Jump! ;->
What is stopping the building of the FrankLloydWright dream, the Mile-high skyscraper?
See what the limits are... You can plan your own elevator project at http://otis.com/otis/1,1352,CLI1,FF.html
Once, when I was in a store, I was talking to the techs about how my computer overheats when there is too much stuff in it. They said, "You need an AMD." A what? "An air moving device." Do you mean a fan? A goddamn fan?
Don't you mean an elevator? A goddamn elevator?
The ancient electric winch and "maximum-capacity-eight-persons" jobs bear as much relation to a Sirius Cybernetics Corporation Happy Vertical People Transporter as a packet of mixed nuts does to the entire west wing of the Sirian State Mental Hospital.
Several problems for a mile high building: 1) Intolerable swaying at the higher levels, 2) Fraction of floor space devoted to elevators increases as building gets higher.

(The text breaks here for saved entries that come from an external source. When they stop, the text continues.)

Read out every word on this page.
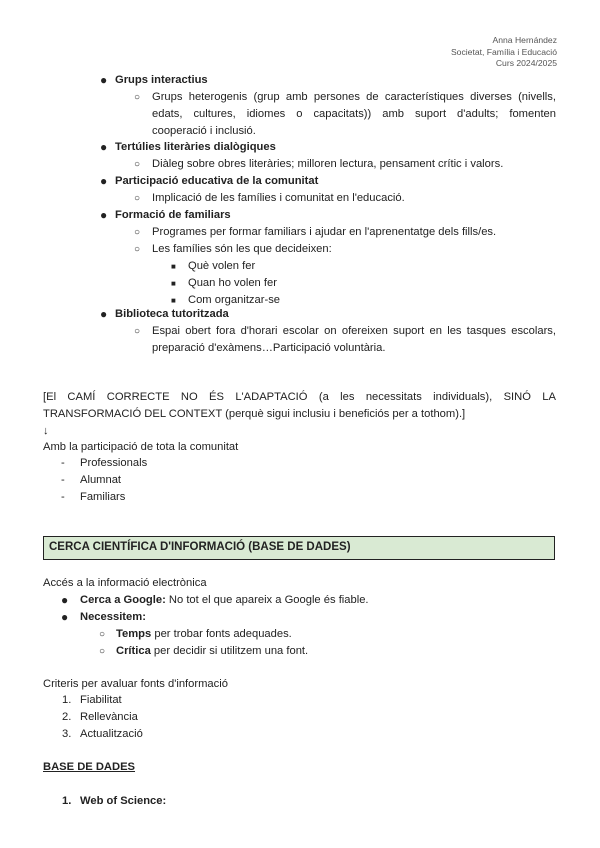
Anna Hernández
Societat, Família i Educació
Curs 2024/2025
● Grups interactius
○ Grups heterogenis (grup amb persones de característiques diverses (nivells,
edats, cultures, idiomes o capacitats)) amb suport d'adults; fomenten
cooperació i inclusió.
● Tertúlies literàries dialògiques
○ Diàleg sobre obres literàries; milloren lectura, pensament crític i valors.
● Participació educativa de la comunitat
○ Implicació de les famílies i comunitat en l'educació.
● Formació de familiars
○ Programes per formar familiars i ajudar en l'aprenentatge dels fills/es.
○ Les famílies són les que decideixen:
■ Què volen fer
■ Quan ho volen fer
■ Com organitzar-se
● Biblioteca tutoritzada
○ Espai obert fora d'horari escolar on ofereixen suport en les tasques escolars,
preparació d'exàmens…Participació voluntària.
[El CAMÍ CORRECTE NO ÉS L'ADAPTACIÓ (a les necessitats individuals), SINÓ LA
TRANSFORMACIÓ DEL CONTEXT (perquè sigui inclusiu i beneficiós per a tothom).]
↓
Amb la participació de tota la comunitat
- Professionals
- Alumnat
- Familiars
CERCA CIENTÍFICA D'INFORMACIÓ (BASE DE DADES)
Accés a la informació electrònica
● Cerca a Google: No tot el que apareix a Google és fiable.
● Necessitem:
○ Temps per trobar fonts adequades.
○ Crítica per decidir si utilitzem una font.
Criteris per avaluar fonts d'informació
1. Fiabilitat
2. Rellevància
3. Actualització
BASE DE DADES
1. Web of Science:
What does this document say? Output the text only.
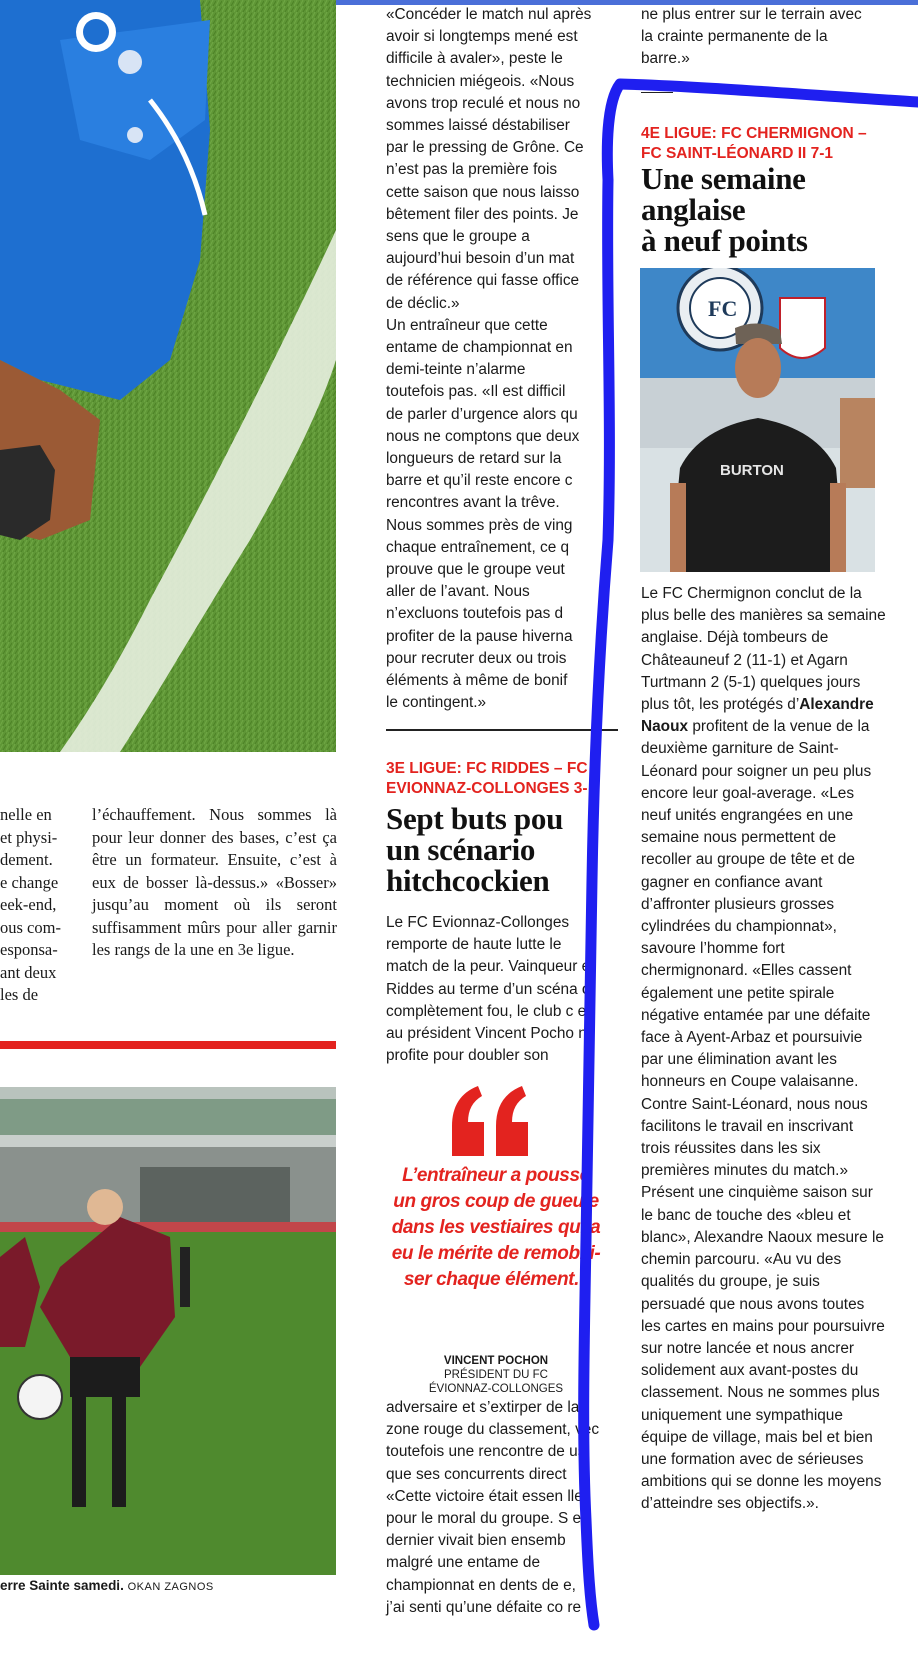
nelle en
et physi-
dement.
e change
eek-end,
ous com-
esponsa-
ant deux
les de

l’échauffement. Nous sommes là pour leur donner des bases, c’est ça être un formateur. Ensuite, c’est à eux de bosser là-dessus.» «Bosser» jusqu’au moment où ils seront suffisamment mûrs pour aller garnir les rangs de la une en 3e ligue.

erre Sainte samedi. OKAN ZAGNOS

«Concéder le match nul après
avoir si longtemps mené est
difficile à avaler», peste le
technicien miégeois. «Nous
avons trop reculé et nous no
sommes laissé déstabiliser
par le pressing de Grône. Ce
n’est pas la première fois
cette saison que nous laisso
bêtement filer des points. Je
sens que le groupe a
aujourd’hui besoin d’un mat
de référence qui fasse office
de déclic.»
Un entraîneur que cette
entame de championnat en
demi-teinte n’alarme
toutefois pas. «Il est difficil
de parler d’urgence alors qu
nous ne comptons que deux
longueurs de retard sur la
barre et qu’il reste encore c
rencontres avant la trêve.
Nous sommes près de ving
chaque entraînement, ce q
prouve que le groupe veut
aller de l’avant. Nous
n’excluons toutefois pas d
profiter de la pause hiverna
pour recruter deux ou trois
éléments à même de bonif
le contingent.»

3E LIGUE: FC RIDDES – FC
EVIONNAZ-COLLONGES 3-
Sept buts pou
un scénario
hitchcockien

Le FC Evionnaz-Collonges
remporte de haute lutte le
match de la peur. Vainqueur e
Riddes au terme d’un scéna o
complètement fou, le club c er
au président Vincent Pocho n
profite pour doubler son

L’entraîneur a poussé
un gros coup de gueule
dans les vestiaires qui a
eu le mérite de remobili-
ser chaque élément.”
VINCENT POCHON
PRÉSIDENT DU FC
ÉVIONNAZ-COLLONGES

adversaire et s’extirper de la
zone rouge du classement, vec
toutefois une rencontre de us
que ses concurrents direct
«Cette victoire était essen lle
pour le moral du groupe. S e
dernier vivait bien ensemb
malgré une entame de
championnat en dents de e,
j’ai senti qu’une défaite co re

ne plus entrer sur le terrain avec
la crainte permanente de la
barre.»

4E LIGUE: FC CHERMIGNON –
FC SAINT-LÉONARD II 7-1
Une semaine
anglaise
à neuf points
FC
BURTON

Le FC Chermignon conclut de la plus belle des manières sa semaine anglaise. Déjà tombeurs de Châteauneuf 2 (11-1) et Agarn Turtmann 2 (5-1) quelques jours plus tôt, les protégés d’Alexandre Naoux profitent de la venue de la deuxième garniture de Saint-Léonard pour soigner un peu plus encore leur goal-average. «Les neuf unités engrangées en une semaine nous permettent de recoller au groupe de tête et de gagner en confiance avant d’affronter plusieurs grosses cylindrées du championnat», savoure l’homme fort chermignonard. «Elles cassent également une petite spirale négative entamée par une défaite face à Ayent-Arbaz et poursuivie par une élimination avant les honneurs en Coupe valaisanne. Contre Saint-Léonard, nous nous facilitons le travail en inscrivant trois réussites dans les six premières minutes du match.» Présent une cinquième saison sur le banc de touche des «bleu et blanc», Alexandre Naoux mesure le chemin parcouru. «Au vu des qualités du groupe, je suis persuadé que nous avons toutes les cartes en mains pour poursuivre sur notre lancée et nous ancrer solidement aux avant-postes du classement. Nous ne sommes plus uniquement une sympathique équipe de village, mais bel et bien une formation avec de sérieuses ambitions qui se donne les moyens d’atteindre ses objectifs.».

Not to mention the transportation and parking problems at ground level. Remember that you have to fill and empty the building twice a day (commute times and lunch). With the rise of the suburbs, downtown high-rise buildings become less economical.
Is this true? Suburbs transfer the problem to traffic at RushHour?, as well as approaching a PaveTheEarth condition. --PeteHardie
If people both live and work in the same building, you don't have to "fill and empty the building twice a day". LarryNiven and JerryPournelle explored this concept in OathOfFealty, which was set in a 2 mile x 2 mile x 1000 foot high "cube". Their society ran into the following problems:
1. The high population density required a huge power supply. This power supply could be cut off (from the outside) or blown up (from the inside). Water input, sewage output, and food supply were similar issues.
2. The building required innovative structural engineering, to support the weight of the upper floors.
3. Balcony, roof, window, and other exterior space was limited. This required large atria and the development of thin-screen videos for use as "windows". Even so, access to a good view became a major status symbol.
4. The large population (250,000) required a substantial government, and strong trade ties with a surrounding megalopolis.
5. Emergency exits were not discussed.
BuckminsterFuller took a stab at something like this with his "Old Man's River City" project concept. Quoting from http://www.cjfearnley.com/fuller-faq-5.html#ss5.7 :
"It is moon-crater-shaped: the crater's truncated cone top opening is a half-mile in diameter, rim-to-rim, while the truncated mountain itself is a mile in diameter at its base ring. The city has a one-mile-diameter geodesic, quarter-sphere transparent umbrella mounted high above it to permit full, all-around viewing below the umbrella's bottom perimeter. The top of the dome roof is 1000 feet high. The bottom rim of the umbrella dome is 500 feet above the surrounding terrain, while the crater-top esplanade, looks 250 feet radially inward from the unbrella's bottom, is at the same 500-foot height. From the esplanade the truncated mountain cone slopes downwardly, inward and outward, to ground level 500 feet below.
The moon crater's inward and outward, exterior-surface slopes each consist of fifty terraces - the terrace floors are tiered vertically ten feet above or below one another. All the inwardly, downwardly sloping sides of the moon crater's terraced cone are used for communal life; its outward-sloping, tree-planted terraces are entirely for private life dwelling."
Looking at the model, there is space for everyone to have balconies, and plenty of interior space for shops, transportation (vertical and horizontal), and rather pretty. Given composting toilets, sufficient greenhouse and garden space using Biointensive techniques, and LivingMachine? systems in the interior to reprocess sewage into drinkable water (possible augmented by hydrogen-fuel cells), most of the "external output" issues can be handled.